Mental and Behavioral Well-Being

Meaning and Purpose Helps Boost the Body’s Immune System

Article Abstracts
May 19, 2024

Studies have shown that a person’s state of mind can have a profound influence on the body’s immune system and therefore one’s physical health. Research suggests that negative mental states such as stress and loneliness can be detrimental to health, while happiness, purpose, and fulfillment can foster healing and good health.

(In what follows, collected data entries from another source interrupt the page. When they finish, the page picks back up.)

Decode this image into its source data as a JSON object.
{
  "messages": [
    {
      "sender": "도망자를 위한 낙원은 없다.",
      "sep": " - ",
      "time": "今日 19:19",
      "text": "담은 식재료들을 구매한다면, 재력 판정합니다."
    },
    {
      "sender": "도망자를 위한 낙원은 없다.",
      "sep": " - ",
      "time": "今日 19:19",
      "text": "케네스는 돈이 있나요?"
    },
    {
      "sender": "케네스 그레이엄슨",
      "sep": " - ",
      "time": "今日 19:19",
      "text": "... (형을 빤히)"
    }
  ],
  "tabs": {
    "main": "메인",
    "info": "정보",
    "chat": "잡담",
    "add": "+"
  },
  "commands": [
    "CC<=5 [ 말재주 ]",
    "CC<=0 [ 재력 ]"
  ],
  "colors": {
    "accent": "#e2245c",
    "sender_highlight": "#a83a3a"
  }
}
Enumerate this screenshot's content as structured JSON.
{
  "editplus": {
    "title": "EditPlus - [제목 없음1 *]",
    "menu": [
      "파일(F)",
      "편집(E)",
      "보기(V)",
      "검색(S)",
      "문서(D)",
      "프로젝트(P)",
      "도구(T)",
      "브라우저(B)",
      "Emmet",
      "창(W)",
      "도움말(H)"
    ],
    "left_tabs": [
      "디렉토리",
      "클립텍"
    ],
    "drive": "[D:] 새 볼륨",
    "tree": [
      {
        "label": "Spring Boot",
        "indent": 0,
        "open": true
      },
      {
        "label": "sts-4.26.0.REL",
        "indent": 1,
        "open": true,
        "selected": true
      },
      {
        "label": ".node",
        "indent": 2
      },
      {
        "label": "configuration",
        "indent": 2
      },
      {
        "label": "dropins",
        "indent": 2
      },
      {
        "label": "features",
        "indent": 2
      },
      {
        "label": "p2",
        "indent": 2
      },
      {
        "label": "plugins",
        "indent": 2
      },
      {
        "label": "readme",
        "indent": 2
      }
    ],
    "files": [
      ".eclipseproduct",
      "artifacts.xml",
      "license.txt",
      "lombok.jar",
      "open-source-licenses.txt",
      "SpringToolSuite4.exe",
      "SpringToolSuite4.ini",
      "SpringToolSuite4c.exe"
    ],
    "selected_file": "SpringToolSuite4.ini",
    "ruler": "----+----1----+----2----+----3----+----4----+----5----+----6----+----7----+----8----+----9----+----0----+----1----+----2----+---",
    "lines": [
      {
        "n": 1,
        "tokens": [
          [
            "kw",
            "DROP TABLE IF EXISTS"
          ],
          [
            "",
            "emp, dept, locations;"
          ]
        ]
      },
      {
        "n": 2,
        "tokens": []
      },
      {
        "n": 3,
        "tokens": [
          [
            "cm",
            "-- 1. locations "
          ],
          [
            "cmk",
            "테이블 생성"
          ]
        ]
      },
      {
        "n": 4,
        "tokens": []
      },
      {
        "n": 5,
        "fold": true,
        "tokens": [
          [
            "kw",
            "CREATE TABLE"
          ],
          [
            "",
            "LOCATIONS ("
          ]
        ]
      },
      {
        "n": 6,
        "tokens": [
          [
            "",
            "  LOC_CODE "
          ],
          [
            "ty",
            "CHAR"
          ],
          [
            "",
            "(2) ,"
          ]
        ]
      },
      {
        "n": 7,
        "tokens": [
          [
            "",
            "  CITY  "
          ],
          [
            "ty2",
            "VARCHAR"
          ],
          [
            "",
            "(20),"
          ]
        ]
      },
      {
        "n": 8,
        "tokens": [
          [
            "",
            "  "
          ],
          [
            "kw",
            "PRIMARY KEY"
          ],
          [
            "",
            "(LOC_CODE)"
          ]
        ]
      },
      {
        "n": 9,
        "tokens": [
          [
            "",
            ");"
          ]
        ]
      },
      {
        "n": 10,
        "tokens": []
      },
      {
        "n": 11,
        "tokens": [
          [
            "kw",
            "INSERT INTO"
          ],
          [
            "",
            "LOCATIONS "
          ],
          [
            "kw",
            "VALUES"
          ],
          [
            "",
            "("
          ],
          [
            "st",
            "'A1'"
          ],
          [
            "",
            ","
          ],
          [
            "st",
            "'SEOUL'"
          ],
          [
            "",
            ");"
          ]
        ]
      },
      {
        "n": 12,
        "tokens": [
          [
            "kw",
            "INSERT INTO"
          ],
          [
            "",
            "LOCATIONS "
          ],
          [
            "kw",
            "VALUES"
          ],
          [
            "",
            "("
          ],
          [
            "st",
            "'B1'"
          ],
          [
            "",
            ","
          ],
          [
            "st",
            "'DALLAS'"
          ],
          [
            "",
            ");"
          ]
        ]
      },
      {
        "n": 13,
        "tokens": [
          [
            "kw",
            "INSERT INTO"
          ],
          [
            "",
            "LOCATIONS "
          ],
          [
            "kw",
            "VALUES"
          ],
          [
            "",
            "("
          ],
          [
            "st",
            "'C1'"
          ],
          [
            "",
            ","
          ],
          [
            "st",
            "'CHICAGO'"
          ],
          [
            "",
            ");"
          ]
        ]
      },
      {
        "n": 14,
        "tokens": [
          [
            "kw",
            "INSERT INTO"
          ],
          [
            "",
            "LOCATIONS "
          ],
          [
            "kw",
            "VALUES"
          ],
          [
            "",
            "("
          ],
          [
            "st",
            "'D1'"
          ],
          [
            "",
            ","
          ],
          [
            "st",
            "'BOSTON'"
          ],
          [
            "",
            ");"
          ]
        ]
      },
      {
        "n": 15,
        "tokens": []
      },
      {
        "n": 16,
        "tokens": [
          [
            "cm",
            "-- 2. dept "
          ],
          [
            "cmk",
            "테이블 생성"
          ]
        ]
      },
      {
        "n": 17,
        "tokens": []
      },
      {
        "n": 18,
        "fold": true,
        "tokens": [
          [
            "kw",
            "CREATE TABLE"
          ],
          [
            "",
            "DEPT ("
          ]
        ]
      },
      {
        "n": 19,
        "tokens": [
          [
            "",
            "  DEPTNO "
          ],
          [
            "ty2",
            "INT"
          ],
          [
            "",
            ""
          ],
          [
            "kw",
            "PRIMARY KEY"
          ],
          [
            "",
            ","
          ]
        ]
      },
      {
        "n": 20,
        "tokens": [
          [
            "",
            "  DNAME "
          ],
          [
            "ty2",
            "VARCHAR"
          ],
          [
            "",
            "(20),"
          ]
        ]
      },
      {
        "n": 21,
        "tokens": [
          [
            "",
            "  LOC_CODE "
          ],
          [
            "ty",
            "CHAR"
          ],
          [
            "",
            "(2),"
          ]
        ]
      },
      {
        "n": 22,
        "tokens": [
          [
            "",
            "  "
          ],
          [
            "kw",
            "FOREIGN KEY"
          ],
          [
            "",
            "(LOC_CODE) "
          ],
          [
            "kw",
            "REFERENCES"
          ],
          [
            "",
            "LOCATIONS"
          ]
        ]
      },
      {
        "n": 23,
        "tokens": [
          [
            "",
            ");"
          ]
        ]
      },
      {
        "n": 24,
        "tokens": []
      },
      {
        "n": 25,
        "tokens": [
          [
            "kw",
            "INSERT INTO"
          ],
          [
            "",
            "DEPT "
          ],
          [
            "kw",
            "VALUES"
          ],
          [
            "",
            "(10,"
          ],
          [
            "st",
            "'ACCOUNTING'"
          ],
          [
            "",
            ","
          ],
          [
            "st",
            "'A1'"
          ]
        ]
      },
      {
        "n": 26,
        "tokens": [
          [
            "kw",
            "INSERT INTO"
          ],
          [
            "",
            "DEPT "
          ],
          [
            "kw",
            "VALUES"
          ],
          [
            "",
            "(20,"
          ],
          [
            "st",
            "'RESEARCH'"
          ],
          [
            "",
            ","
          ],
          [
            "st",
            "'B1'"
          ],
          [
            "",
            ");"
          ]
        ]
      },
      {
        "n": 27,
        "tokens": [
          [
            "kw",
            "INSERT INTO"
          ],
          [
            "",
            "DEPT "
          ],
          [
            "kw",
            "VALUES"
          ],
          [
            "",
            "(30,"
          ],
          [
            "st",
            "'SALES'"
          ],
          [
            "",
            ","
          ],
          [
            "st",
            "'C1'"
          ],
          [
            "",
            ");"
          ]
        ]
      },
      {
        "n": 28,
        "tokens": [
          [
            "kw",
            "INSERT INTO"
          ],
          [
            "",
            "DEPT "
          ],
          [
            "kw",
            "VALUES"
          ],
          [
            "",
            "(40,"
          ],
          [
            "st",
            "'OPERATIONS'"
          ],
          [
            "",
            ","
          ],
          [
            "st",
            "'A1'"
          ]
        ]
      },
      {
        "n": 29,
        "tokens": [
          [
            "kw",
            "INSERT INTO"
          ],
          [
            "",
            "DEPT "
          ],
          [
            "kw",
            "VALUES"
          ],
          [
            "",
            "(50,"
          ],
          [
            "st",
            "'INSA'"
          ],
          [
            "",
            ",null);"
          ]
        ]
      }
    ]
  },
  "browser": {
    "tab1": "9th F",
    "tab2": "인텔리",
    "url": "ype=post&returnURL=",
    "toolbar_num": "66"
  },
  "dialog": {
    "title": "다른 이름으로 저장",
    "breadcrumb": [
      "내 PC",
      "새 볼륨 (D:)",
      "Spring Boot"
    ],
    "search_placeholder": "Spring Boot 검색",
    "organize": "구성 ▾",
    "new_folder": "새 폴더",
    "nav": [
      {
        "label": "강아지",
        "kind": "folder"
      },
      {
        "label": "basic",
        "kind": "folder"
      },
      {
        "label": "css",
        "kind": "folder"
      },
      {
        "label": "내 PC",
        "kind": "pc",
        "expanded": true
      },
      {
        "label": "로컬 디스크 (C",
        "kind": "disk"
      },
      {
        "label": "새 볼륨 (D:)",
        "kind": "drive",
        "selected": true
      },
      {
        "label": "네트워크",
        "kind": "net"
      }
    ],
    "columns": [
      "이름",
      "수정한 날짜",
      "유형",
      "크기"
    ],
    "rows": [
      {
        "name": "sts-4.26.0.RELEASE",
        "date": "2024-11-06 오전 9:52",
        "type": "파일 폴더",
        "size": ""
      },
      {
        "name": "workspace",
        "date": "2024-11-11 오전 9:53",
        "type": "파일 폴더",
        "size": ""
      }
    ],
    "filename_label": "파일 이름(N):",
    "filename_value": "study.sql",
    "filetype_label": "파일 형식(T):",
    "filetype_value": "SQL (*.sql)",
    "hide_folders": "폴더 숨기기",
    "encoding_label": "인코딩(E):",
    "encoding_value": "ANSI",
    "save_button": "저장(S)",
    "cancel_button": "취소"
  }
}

Although it has proven difficult to determine exactly how mood influences the complex physiology of the nervous and immune systems, scientists in the field of psychoneuroimmunology (PNI) are looking to find out exactly what the health benefits of a healthy mental state are.

In 1964 magazine editor Norman Cousins was diagnosed with a life-threatening autoimmune disease known as ankylosing spondylitis. He was given a 1 in 500 chance of recovery. Cousins created his own program of happiness therapy, which included regular doses of Marx Brothers films. After a dramatic recovery, Cousins founded the Cousins Center for Psychoneuroimmunology at the University of California, Los Angeles, dedicated to investigating how psychology interplays with good health.

Steve Cole, a professor at the Cousins Center, is currently at the forefront of this research. Along with colleagues, Cole has published several studies that demonstrate how negative mental states like feelings of isolation, unhappiness, and stress weaken the body’s ability to fight disease by impacting immune response. Cole contends that the way people see the world can influence their risk for developing chronic illnesses like diabetes and heart disease and enable—or disable—the progression of illnesses like HIV and cancer. 

“My job,” says Cole, “is to be a hardcore tracker. How do these mental states get out into the rest of the body?” To combat criticism from some in the scientific community that PNI lacks rigor, Cole’s tool of choice is genome-wide transcriptional analysis—that is, looking at broad programs of gene expression in cells. 

Scientific studies on the subject have advanced since the 1980s, when it was revealed that the brain is directly wired to the immune system. A British study, and others, suggests that chronic work stress increases the risk of coronary heart disease and type 2 diabetes. Another study showed that during stressful exam periods, medical students had lower activity from virus-fighting immune cells and were more prone to the Epstein-Barr virus. 

Although skeptics remain, an increasing number of researchers and scientists accept there is a connection between mental and physical health. Medical schools worldwide now have departments of mind-body medicine. The task now is for the scientific community to determine exactly how signals from the brain feed into physical health.